In Karen Nakamura’s recent blog post: “Careers: Visual anthropology as a field of study?” she republishes a letter she sent a student asking about graduate study in visual anthropology.
- Visual anthropology is on the margins of the discipline. Few programs offer degrees in it and there are even fewer jobs.
- It is my own belief that photography or film work that isn’t backed by participant-observation research is weaker than that that is. If your goal is to fly in, take photos, and fly out, then you might want to pursue a degree in journalism.
- There are dwindling grants for visual social science research. You would most likely apply to standard anthropology grants — which means that your work should speak to the discipline of anthropology in some way.
Like Karen, when students approach me about pursuing a career in visual anthropology, I usually attempt to dissuade them. The reason being that if they are interested in producing visual documents, they are unlikely to be able to do so in a Ph.D. program in anthropology. Only rarely are visual documents accepted in lieu of written ones at the graduate level. While some may complement their written thesis with “supplementary materials,” they will most likely remain just that.
Of course, if someone is interested in media studies and would like to do an ethnography of visual media production, then I think they’ll do OK.
Such a study falls within the framework of traditional anthropological research. While pursuing any degree in anthropology is a questionable career choice these days, your chances of getting an academic job are even smaller if you don’t produce a traditional written ethnography.
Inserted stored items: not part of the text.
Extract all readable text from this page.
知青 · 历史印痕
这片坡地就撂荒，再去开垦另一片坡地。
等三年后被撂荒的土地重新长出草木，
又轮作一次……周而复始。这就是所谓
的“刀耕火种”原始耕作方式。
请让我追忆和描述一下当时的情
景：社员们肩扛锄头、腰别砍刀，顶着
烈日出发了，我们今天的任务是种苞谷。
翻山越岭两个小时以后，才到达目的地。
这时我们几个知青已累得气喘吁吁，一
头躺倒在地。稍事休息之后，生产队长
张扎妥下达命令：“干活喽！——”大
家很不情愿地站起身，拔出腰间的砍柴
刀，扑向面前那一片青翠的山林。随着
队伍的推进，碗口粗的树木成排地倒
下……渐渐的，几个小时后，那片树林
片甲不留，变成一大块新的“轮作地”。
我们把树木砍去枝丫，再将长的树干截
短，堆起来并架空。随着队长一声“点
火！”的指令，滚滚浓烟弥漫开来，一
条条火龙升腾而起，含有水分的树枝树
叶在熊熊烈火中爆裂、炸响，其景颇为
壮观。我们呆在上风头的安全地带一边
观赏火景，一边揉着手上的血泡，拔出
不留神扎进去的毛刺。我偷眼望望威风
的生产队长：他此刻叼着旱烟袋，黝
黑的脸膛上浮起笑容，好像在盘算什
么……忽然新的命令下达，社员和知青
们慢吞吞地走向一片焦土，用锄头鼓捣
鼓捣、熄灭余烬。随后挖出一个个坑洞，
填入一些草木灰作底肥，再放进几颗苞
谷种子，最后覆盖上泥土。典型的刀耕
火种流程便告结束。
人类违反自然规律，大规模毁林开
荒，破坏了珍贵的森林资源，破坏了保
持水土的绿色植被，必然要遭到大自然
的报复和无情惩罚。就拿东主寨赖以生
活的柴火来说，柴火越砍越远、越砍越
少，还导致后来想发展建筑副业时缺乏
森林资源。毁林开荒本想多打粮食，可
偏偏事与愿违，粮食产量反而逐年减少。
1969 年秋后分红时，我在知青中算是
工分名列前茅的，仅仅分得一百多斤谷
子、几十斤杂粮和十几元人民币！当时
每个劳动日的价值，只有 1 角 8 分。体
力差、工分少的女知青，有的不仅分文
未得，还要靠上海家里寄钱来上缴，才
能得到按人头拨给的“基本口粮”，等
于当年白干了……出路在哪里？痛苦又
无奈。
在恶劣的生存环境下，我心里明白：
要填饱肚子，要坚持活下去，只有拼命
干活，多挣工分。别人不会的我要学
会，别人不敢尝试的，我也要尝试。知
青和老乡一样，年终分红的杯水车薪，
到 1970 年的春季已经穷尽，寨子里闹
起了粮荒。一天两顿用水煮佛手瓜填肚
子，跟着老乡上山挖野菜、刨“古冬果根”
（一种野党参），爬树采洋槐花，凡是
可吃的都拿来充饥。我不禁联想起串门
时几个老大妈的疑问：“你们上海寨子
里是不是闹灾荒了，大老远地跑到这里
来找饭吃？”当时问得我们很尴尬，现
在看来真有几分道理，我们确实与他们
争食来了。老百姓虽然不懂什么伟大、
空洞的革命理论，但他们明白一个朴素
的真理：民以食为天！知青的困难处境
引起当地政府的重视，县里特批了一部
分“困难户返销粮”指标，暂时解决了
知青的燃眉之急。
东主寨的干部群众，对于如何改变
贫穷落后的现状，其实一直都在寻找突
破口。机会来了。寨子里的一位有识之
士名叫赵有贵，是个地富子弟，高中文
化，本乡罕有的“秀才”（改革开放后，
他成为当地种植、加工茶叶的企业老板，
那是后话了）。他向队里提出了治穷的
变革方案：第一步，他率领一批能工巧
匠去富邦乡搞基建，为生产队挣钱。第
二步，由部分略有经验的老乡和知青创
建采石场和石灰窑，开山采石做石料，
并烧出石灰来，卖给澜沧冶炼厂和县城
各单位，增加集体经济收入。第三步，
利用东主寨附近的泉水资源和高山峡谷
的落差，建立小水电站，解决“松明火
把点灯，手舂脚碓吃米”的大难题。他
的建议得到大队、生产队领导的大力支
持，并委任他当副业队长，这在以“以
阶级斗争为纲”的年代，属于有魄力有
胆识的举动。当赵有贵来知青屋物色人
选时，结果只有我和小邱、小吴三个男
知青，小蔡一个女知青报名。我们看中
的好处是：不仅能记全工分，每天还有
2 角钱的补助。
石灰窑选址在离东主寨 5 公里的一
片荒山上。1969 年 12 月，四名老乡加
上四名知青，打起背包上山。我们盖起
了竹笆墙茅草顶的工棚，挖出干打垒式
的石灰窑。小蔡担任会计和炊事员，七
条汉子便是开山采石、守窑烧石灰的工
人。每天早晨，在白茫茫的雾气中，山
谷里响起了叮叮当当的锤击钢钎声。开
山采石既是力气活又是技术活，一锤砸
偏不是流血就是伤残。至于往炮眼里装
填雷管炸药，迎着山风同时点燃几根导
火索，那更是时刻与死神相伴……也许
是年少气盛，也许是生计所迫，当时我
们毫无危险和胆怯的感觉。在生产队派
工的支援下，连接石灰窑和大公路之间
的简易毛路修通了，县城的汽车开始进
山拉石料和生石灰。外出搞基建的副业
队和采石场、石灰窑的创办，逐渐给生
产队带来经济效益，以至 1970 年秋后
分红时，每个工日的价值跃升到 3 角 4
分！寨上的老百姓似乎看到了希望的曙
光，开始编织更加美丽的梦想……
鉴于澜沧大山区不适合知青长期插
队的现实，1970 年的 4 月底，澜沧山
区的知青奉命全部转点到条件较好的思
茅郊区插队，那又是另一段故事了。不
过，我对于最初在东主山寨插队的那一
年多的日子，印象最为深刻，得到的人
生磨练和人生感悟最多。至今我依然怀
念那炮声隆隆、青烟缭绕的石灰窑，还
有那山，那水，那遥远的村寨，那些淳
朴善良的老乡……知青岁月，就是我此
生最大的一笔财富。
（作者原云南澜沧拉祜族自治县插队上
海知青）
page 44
Moreover, if you are primarily interested in producing visual documents, the best training is to get lots of production experience, either by working in the media industry or by going to film school – not by getting a Ph.D. (in any discipline).
A lot of people are interested in visual anthropology because it seems like they don’t have to choose between an academic career and a career in the filmmaking. It doesn’t really work out that way. Don’t make any mistake about it: if you are getting a Ph.D., you are choosing an academic career. However, if you really love anthropology and are willing to accept the “supplementary” status of your visual work, then by all means, go for it. Being a production-oriented visual anthropologist today usually means pursuing a double career, not merging your various interests into a single one. Are you ready for that?